Kaoliang jiu (literally "sorghum liquor"; often called simply kaoliang or sorghum wine) is a strong distilled liquor, made from fermented sorghum (which is called gāoliáng in Chinese). It is made and sold in both mainland China and Taiwan, and also popular in Korea, where it is called goryangju (hangul: 고량주; hanja: 高梁酒). Kaoliang is an important product of the Taiwanese islands of Kinmen and Matsu. Kaoliang ranges between 38 and 63 percent alcohol by volume.

Famous Taiwanese kaoliang brands

金門高梁酒 (Hanyu Pinyin: jīnmén gāoliáng jiǔ) is one of the most popular brands of kaoliang in Taiwan. The name simply means 'Kinmen kaoliang'. As the name indicates, it is produced on the island of Kinmen. The mainstays of the range are the standard 58 percent and 38 percent alcohol bottlings.

玉山高粱酒 (Hanyu Pinyin: yùshān gāoliáng jiǔ) is produced by the Taiwan Tobacco and Liquor Corporation on the Taiwan island. It is named after the highest mountain in Taiwan, Yushan/Jade Mountain. One of the most notable products in the range is an 'X.O.' kaoliang aged for five years in tanks before bottling.

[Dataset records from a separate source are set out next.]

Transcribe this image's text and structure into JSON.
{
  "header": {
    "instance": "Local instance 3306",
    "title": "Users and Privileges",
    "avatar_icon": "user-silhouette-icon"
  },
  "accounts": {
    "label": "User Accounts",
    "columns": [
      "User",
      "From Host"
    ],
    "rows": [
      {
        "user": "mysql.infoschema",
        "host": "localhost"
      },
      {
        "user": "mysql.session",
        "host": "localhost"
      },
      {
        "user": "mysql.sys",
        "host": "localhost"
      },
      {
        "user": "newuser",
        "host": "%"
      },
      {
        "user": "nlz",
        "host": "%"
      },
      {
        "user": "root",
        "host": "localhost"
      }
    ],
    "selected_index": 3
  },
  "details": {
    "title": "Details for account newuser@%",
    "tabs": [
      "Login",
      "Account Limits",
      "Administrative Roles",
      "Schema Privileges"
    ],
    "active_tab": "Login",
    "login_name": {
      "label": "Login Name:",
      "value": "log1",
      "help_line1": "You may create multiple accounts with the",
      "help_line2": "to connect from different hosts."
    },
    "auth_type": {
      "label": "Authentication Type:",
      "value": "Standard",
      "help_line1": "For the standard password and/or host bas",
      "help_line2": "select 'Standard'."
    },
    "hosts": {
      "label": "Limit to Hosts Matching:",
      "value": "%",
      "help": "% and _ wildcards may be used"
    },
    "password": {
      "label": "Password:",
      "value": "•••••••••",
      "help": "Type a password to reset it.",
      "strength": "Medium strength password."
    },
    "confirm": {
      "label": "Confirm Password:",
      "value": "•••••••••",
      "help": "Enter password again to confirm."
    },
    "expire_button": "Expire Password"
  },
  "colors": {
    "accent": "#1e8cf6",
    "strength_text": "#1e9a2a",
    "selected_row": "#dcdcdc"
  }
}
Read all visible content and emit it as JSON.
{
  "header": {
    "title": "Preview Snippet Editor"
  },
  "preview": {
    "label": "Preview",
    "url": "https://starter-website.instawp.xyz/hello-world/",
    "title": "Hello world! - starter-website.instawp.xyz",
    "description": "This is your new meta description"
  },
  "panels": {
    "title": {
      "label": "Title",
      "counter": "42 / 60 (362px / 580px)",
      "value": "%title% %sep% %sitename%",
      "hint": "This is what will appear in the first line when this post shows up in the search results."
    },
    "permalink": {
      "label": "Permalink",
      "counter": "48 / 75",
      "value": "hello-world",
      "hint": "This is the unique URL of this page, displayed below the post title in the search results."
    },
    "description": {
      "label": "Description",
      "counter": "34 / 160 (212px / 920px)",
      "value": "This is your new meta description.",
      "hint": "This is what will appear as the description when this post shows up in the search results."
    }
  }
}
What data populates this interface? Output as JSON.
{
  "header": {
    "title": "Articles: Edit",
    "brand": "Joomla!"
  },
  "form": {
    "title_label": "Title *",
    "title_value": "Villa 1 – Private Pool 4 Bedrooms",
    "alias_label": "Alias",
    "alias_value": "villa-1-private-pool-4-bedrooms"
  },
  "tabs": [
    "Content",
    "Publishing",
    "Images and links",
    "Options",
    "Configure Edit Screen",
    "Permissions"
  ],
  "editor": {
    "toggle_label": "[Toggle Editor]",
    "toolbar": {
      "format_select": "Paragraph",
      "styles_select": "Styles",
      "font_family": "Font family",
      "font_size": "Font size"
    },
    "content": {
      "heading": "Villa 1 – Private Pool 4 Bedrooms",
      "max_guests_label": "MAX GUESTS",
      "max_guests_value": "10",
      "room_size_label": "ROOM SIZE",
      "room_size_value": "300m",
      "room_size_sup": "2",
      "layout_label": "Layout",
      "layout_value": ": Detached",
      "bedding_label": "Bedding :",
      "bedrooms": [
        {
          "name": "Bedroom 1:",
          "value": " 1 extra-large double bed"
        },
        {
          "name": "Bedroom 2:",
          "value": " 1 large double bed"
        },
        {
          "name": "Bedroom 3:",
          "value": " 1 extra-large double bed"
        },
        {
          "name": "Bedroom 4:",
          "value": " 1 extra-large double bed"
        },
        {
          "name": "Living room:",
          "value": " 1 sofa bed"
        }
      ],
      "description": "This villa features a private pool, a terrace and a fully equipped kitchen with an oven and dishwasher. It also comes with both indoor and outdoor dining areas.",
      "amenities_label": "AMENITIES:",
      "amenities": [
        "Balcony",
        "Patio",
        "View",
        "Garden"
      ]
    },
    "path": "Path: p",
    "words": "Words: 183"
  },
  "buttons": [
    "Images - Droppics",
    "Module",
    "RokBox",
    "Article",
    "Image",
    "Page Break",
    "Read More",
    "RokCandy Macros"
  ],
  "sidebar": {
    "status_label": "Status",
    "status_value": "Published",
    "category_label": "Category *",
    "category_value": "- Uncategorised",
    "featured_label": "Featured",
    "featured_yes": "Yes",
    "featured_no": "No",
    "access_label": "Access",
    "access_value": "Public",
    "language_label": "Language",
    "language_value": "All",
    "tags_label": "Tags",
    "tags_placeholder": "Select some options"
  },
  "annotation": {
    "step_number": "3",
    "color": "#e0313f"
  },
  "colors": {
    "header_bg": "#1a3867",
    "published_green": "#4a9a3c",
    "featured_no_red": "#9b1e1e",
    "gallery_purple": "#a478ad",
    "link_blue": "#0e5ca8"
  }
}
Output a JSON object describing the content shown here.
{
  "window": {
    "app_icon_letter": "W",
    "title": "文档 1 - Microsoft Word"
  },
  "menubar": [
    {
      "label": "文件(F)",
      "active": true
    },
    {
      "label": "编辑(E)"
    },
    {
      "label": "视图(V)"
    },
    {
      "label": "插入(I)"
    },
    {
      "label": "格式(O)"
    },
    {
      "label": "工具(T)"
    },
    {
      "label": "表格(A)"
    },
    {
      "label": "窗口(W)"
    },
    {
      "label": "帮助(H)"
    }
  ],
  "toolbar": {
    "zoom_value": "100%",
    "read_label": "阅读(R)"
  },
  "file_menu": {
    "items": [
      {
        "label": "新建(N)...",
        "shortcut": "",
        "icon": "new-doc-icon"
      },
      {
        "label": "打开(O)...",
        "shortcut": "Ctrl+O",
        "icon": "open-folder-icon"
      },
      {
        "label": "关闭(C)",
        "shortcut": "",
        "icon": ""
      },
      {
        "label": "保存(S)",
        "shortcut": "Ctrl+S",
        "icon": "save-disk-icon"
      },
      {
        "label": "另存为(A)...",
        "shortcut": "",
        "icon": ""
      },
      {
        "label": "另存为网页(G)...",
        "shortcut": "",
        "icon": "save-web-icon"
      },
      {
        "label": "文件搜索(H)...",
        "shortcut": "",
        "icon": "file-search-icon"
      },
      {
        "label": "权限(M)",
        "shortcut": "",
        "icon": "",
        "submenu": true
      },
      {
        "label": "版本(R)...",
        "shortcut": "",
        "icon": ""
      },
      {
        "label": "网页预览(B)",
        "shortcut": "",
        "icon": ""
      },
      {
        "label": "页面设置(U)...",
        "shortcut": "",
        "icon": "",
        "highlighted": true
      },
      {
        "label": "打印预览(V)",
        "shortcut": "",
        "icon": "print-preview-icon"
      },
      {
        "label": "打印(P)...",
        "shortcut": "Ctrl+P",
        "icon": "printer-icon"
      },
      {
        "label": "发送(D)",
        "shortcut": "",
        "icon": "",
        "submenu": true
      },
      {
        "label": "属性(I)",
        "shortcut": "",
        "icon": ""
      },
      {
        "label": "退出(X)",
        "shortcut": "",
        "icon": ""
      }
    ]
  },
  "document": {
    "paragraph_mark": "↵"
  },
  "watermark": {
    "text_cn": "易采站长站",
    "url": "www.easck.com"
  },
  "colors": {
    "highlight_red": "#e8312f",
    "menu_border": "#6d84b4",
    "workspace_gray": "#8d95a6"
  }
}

八八坑道高梁酒 (Hanyu Pinyin: bā bā kēngdào gāoliáng jiǔ) is produced by the Matsu Distillery on the island of Nankan, part of the Matsu archipelego. The name is derived from the name of an abandoned military tunnel which the distillery took over as storage space for their kaoliang and aged rice wine. It means 'Tunnel 88 kaoliang'. All of the distillery's aged kaoliangs are stored in the tunnel for at least five years.